Tre studi accademici hanno mostrato come i picchi di copertura mediatica sui temi ambientali coincidano con fasi di sovraperformance dei titoli green su quelli brown
E’ la conclusione che hanno raggiunto, non senza interessanti conseguenze operative, tre paper accademici elaborati da due gruppi di economisti, alcuni provenienti dalle prestigiose Booth School of Business dell’università di Chicago e dalla Wharton School dell’università della Pennsylvania, altri dalla banca centrale del Belgio.
Al primo gruppo appartiene “Sustainable Investing in Equilibrium”, pubblicato questo novembre sul Journal of Financial Economics. “Man mano che gli investitori diventano più consapevoli della questione climatica, capiscono che le regolamentazioni stanno arrivando, e che la situazione sarà vantaggiosa per le aziende green e dannosa per quelle brown”, ha dichiarato al New York Times uno degli autori, Lubos Pastor (Chicago Booth School). Secondo lo studio questa preferenza degli investitori rende più facile ed economica la raccolta di capitale da parte delle aziende “virtuose”.
A lungo termine, però, incorporare in un nuovo equilibrio prezzi più elevati per le società green comporta che “gli investitori stanno accettando rendimenti attesi più bassi, che lo capiscano o no”, ha aggiunto un altro autore, Robert F. Stambaugh (Wharton School). Di converso, prezzare in modo più caro le azioni verdi, incrementa i ritorni attesi per le azioni meno “pulite” – poiché presentano un rapporto tra profitti/flusso di cassa e prezzi di di mercato più favorevoli. Un po’ come aveva affermato il popolare hedge fund manager Crispin Odey alcuni giorni fa, il fenomeno Esg lascia sul tavolo opportunità di guadagno agli investitori più smaliziati.
L’idea che l’esposizione mediatica dei temi ambientali potesse incidere sulle azioni green e brown è stata messa alla prova elaborando un indice, il “Media Climate Change Concerns index”, con il quale gli autori del primo studio hanno misurato la frequenza della copertura mediatica su otto giornali dalla readership globale fra il 2010 e il 2018. In questo periodo i picchi sono stati raggiunti in occasione delle Conferenze sul clima e durante il clamoroso ritiro degli Usa dall’Accordo di Parigi, deciso dal presidente Trump nel 2017. In concomitanza con queste fiammate della copertura mediatica il copione seguito dalle azioni green e brown è sempre stato lo stesso: performance positive per le prime in rapporto a quelle delle seconde.

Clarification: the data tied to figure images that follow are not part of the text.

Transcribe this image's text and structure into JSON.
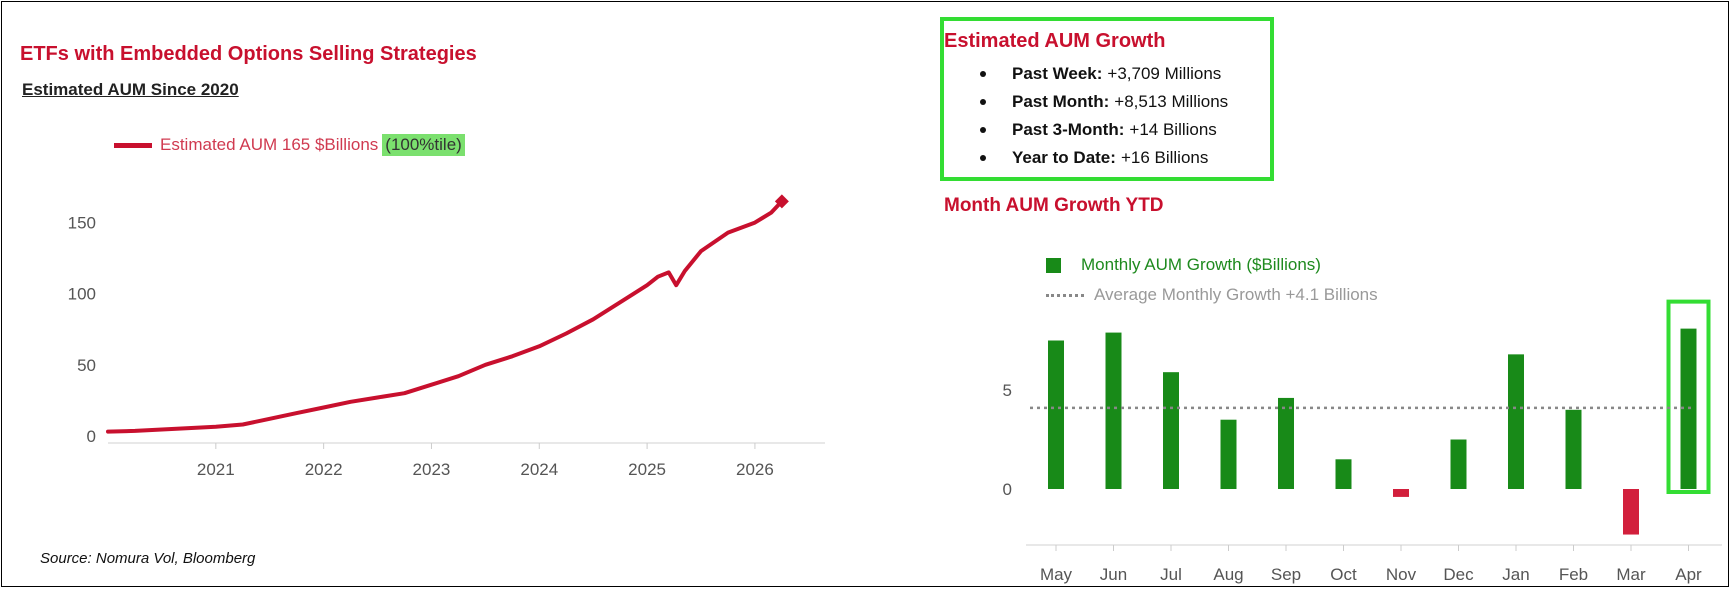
{
  "left_panel": {
    "title": "ETFs with Embedded Options Selling Strategies",
    "subtitle": "Estimated AUM Since 2020",
    "legend_label": "Estimated AUM 165 $Billions",
    "legend_tag": "(100%tile)",
    "source": "Source: Nomura Vol, Bloomberg"
  },
  "right_panel": {
    "growth_title": "Estimated AUM Growth",
    "growth_items": [
      {
        "label": "Past Week:",
        "value": "+3,709 Millions"
      },
      {
        "label": "Past Month:",
        "value": "+8,513 Millions"
      },
      {
        "label": "Past 3-Month:",
        "value": "+14 Billions"
      },
      {
        "label": "Year to Date:",
        "value": "+16 Billions"
      }
    ],
    "monthly_title": "Month AUM Growth YTD",
    "legend_bars": "Monthly AUM Growth ($Billions)",
    "legend_avg": "Average Monthly Growth +4.1 Billions"
  },
  "colors": {
    "line": "#c8102e",
    "positive_bar": "#188a18",
    "negative_bar": "#d21f3c",
    "highlight": "#33dd33",
    "avg_line": "#888888"
  },
  "chart_data": [
    {
      "type": "line",
      "title": "Estimated AUM Since 2020",
      "series": [
        {
          "name": "Estimated AUM 165 $Billions",
          "x": [
            2020.0,
            2020.25,
            2020.5,
            2020.75,
            2021.0,
            2021.25,
            2021.5,
            2021.75,
            2022.0,
            2022.25,
            2022.5,
            2022.75,
            2023.0,
            2023.25,
            2023.5,
            2023.75,
            2024.0,
            2024.25,
            2024.5,
            2024.75,
            2025.0,
            2025.1,
            2025.2,
            2025.27,
            2025.35,
            2025.5,
            2025.75,
            2026.0,
            2026.15,
            2026.25
          ],
          "values": [
            3,
            3.5,
            4.5,
            5.5,
            6.5,
            8,
            12,
            16,
            20,
            24,
            27,
            30,
            36,
            42,
            50,
            56,
            63,
            72,
            82,
            94,
            106,
            112,
            115,
            106,
            116,
            130,
            143,
            150,
            157,
            165
          ]
        }
      ],
      "xticks": [
        "2021",
        "2022",
        "2023",
        "2024",
        "2025",
        "2026"
      ],
      "yticks": [
        0,
        50,
        100,
        150
      ],
      "xlim": [
        2020.0,
        2026.65
      ],
      "ylim": [
        -5,
        180
      ],
      "grid": false,
      "legend": "top-left"
    },
    {
      "type": "bar",
      "title": "Month AUM Growth YTD",
      "categories": [
        "May",
        "Jun",
        "Jul",
        "Aug",
        "Sep",
        "Oct",
        "Nov",
        "Dec",
        "Jan",
        "Feb",
        "Mar",
        "Apr"
      ],
      "series": [
        {
          "name": "Monthly AUM Growth ($Billions)",
          "values": [
            7.5,
            7.9,
            5.9,
            3.5,
            4.6,
            1.5,
            -0.4,
            2.5,
            6.8,
            4.0,
            -2.3,
            8.1
          ]
        }
      ],
      "average": 4.1,
      "average_label": "Average Monthly Growth +4.1 Billions",
      "highlighted": "Apr",
      "yticks": [
        0,
        5
      ],
      "ylim": [
        -3,
        10
      ],
      "grid": false,
      "legend": "top-left"
    }
  ]
}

L’evidenza è stata confermata nel secondo studio firmato da Pastor e Stambaugh, per il periodo compreso fra il novembre 2012 e il dicembre 2020, durante il quale “il portafoglio ponderato in base al valore degli stock nel terzo ‘più green’ ha sovraperformato il terzo”, meno green “con una differenza di rendimento cumulativo del 174%”, ha affermato il paper.
La correlazione fra performance brillanti ed esposizione mediatica delle battaglie per il clima potrebbe diminuire in futuro, hanno avvertito, tuttavia gli autori. Infatti, portare la gestione globale del cambiamento climatico nel vocabolario quotidiano dell’informazione dovrebbe in qualche modo normalizzare l’argomento e ridurre quell’effetto-novità che negli ultimi anni ha dato una spinta aggiuntiva alle azioni ritenute più green.